It’s Back! The “Cold Atlantic Blob” is once again haunting the North Atlantic. It may sound like a Halloween headline, but it could be great news for your winter heating bill.
Scientists were puzzled last winter and spring when the North Atlantic was so cold last year when most of the ocean was hotter than normal. Then everything cooled back to normal this summer. Just when the scientists started to relax, it mysteriously returned.
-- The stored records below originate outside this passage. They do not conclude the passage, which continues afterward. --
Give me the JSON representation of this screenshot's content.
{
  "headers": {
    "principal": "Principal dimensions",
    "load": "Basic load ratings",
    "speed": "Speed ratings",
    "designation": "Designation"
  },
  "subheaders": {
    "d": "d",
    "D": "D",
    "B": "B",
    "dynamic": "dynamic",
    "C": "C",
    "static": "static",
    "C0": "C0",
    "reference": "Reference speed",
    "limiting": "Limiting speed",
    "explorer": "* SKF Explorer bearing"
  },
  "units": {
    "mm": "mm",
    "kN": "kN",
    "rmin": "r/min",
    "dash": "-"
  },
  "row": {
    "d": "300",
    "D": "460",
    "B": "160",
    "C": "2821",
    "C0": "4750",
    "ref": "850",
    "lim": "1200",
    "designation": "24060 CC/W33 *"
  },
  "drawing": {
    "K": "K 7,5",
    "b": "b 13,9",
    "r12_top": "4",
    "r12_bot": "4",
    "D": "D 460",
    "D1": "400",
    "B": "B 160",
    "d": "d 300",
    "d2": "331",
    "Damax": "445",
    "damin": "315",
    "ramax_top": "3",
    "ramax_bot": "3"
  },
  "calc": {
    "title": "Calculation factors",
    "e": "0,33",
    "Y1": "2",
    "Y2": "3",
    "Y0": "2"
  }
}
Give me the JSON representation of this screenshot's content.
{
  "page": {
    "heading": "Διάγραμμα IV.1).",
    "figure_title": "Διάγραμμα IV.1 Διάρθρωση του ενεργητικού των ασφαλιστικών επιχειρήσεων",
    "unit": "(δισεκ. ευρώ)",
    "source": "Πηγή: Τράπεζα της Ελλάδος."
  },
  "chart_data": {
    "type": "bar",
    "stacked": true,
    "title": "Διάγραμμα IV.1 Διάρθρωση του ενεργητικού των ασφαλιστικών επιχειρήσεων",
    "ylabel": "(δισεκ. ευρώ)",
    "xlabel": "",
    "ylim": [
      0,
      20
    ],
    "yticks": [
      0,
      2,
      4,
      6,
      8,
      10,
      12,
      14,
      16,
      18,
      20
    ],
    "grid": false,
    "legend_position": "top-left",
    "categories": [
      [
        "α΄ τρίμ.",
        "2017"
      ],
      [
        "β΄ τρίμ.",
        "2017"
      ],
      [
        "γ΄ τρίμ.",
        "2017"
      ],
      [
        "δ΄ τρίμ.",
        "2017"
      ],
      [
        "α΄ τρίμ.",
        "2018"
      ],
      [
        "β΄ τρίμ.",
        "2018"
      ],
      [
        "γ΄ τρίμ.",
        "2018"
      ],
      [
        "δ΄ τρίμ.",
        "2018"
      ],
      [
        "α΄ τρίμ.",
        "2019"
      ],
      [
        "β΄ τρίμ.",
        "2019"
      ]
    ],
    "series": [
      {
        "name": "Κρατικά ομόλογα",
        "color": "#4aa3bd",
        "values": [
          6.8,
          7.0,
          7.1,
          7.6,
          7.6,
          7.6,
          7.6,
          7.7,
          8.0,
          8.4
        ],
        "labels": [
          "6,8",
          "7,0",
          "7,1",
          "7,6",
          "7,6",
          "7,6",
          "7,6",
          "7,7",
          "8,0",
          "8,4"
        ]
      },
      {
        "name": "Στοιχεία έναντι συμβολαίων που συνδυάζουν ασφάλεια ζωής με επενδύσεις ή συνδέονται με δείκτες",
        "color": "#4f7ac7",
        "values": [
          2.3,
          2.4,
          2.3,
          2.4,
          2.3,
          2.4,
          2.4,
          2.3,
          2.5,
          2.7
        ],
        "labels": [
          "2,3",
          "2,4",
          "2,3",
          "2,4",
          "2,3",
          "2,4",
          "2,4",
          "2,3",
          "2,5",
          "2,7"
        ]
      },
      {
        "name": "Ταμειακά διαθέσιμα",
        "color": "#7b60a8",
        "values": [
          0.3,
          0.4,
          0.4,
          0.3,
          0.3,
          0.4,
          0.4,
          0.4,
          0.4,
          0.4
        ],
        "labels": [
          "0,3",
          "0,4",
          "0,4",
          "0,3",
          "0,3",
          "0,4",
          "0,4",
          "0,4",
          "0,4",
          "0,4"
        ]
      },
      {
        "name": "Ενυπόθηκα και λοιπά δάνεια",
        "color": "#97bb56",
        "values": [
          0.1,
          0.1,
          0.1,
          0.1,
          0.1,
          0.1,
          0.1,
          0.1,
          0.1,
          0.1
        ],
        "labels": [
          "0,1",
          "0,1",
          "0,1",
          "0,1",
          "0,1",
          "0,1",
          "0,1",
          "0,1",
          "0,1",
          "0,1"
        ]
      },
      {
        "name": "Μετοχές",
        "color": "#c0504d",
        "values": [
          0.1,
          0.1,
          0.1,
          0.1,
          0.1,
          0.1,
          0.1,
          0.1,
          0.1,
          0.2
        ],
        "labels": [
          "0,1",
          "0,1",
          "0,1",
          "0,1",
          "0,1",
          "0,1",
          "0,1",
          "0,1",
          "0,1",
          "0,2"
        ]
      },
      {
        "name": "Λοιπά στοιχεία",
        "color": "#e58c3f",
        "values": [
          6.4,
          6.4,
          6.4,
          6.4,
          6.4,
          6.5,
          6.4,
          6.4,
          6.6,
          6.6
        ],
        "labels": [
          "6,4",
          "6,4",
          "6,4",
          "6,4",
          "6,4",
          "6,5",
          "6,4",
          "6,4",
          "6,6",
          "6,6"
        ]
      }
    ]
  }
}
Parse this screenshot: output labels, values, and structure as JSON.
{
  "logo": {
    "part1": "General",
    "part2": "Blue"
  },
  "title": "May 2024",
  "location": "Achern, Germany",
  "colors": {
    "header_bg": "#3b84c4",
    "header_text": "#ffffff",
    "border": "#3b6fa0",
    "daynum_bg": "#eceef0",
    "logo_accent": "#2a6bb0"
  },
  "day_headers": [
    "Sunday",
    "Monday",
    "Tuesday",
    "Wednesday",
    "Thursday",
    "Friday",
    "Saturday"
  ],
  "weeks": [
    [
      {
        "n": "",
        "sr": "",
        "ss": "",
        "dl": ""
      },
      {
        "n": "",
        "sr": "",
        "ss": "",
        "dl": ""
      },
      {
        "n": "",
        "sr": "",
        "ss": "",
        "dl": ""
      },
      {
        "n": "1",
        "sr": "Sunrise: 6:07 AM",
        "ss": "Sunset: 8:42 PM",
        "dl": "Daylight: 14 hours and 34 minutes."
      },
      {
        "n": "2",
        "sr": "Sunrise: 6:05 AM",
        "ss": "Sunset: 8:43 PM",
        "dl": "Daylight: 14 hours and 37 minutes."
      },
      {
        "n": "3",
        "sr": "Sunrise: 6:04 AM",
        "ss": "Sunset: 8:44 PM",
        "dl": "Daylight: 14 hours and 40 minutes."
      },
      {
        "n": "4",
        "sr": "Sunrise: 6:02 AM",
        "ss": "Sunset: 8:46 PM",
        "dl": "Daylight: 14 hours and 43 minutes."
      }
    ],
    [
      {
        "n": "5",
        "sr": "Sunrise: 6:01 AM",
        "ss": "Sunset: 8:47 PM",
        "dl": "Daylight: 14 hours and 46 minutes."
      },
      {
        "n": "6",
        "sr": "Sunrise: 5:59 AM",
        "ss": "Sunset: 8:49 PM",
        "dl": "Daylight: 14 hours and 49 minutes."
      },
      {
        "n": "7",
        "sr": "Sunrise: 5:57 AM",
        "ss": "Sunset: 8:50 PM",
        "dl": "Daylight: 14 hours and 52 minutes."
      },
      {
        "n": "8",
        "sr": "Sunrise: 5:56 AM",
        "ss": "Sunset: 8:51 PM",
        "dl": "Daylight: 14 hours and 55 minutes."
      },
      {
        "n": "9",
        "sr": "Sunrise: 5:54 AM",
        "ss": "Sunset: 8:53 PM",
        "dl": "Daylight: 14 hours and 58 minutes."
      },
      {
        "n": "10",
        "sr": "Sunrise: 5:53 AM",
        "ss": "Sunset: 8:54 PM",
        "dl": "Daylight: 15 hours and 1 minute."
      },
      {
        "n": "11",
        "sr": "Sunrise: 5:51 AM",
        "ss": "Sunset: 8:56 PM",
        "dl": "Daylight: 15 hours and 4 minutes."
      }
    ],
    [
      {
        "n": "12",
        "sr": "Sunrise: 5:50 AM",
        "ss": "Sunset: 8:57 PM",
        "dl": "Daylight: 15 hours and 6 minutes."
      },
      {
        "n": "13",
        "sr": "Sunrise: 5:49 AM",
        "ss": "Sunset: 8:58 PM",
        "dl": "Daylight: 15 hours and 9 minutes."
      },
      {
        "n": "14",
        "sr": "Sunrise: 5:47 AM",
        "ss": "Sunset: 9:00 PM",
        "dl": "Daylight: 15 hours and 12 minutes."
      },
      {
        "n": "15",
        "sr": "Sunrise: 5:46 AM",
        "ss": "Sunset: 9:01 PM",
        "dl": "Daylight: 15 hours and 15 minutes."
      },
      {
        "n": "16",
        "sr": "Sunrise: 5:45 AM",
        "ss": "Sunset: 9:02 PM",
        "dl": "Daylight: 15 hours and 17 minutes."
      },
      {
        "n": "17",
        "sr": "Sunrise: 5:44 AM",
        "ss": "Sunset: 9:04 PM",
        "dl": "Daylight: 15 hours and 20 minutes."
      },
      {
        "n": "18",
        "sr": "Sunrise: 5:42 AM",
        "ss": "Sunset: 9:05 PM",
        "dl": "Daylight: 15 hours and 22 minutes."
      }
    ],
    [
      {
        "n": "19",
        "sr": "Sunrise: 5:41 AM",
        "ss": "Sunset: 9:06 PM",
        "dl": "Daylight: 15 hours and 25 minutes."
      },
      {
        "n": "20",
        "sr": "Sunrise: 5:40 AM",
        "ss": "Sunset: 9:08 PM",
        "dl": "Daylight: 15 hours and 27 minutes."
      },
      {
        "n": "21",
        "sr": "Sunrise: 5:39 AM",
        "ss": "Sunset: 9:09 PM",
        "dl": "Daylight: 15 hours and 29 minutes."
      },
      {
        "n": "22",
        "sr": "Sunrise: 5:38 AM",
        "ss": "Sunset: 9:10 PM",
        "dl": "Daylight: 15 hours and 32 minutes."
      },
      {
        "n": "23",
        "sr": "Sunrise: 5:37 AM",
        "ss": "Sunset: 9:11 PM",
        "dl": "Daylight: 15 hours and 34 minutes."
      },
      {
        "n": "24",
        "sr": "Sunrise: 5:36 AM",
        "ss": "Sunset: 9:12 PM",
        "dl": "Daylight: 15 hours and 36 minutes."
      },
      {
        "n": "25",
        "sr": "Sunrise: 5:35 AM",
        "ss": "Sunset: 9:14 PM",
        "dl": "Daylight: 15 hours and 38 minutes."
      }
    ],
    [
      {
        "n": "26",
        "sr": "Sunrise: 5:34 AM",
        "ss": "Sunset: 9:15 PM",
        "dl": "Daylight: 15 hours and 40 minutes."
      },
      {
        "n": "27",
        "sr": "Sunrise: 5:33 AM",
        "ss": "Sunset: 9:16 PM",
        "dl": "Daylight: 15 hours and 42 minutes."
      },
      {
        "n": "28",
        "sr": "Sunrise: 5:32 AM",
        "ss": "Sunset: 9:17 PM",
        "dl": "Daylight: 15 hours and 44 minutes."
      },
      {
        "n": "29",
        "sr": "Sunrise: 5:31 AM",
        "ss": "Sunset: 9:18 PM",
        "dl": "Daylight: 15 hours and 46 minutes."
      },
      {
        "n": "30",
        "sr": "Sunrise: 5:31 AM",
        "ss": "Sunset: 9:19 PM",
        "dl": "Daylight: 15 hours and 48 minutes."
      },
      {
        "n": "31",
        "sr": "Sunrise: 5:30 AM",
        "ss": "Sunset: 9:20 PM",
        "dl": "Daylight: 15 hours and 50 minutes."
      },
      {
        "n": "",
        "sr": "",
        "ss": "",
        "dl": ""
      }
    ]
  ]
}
Now you see it, now you don’t. The Blob in April and this September. Source: NOAA
It’s more than just a pretty blue blob. The colder water cools the air above it and changes air pressure and wind patterns. Back in April, weather services noticed the churning pattern and warned it could alter conditions enough to create an early, active Atlantic Hurricane Season. (We’ve had one.) They warned it might cause 14 hurricanes and tropical storms, two more than normal. With Hurricane Nicole hitting Bermuda, we just had storm number 14. It was fortunate it faded to almost nothing in September.
With Hurricane Nicole, we have had 14 tropical storms/hurricanes. Thanks, Blob! Source: NASA
But like a Halloween ghost it has been coming back this October. This may not be good for hurricanes, but it might be good news for your heating bill this winter.
Remember, I’m blogging here and your official winter forecast is done by The Old Farmer’s Almanac. As a weather watcher, I notice that history usually shows a warmer eastern winter in “blob” years. The Gulf Stream, that flow of hot water that crosses from our side of the ocean to Europe, frequently gets backed up. This leaves a lot of nice toasty water off our East Coast. Most years the warm ocean air heats the East up nicely.
The warm Gulf Stream flowing off the East Coast. Source: NASA
This is history, not science. It doesn’t mean we will have a warmer winter, but it suggests we might. Wouldn’t that be great! Remember, even warmer winters have storms, but a few less days cleaning ice off the car windows and a lower heating bill would be nice. If it happens, you might have to thank a big, blue blob.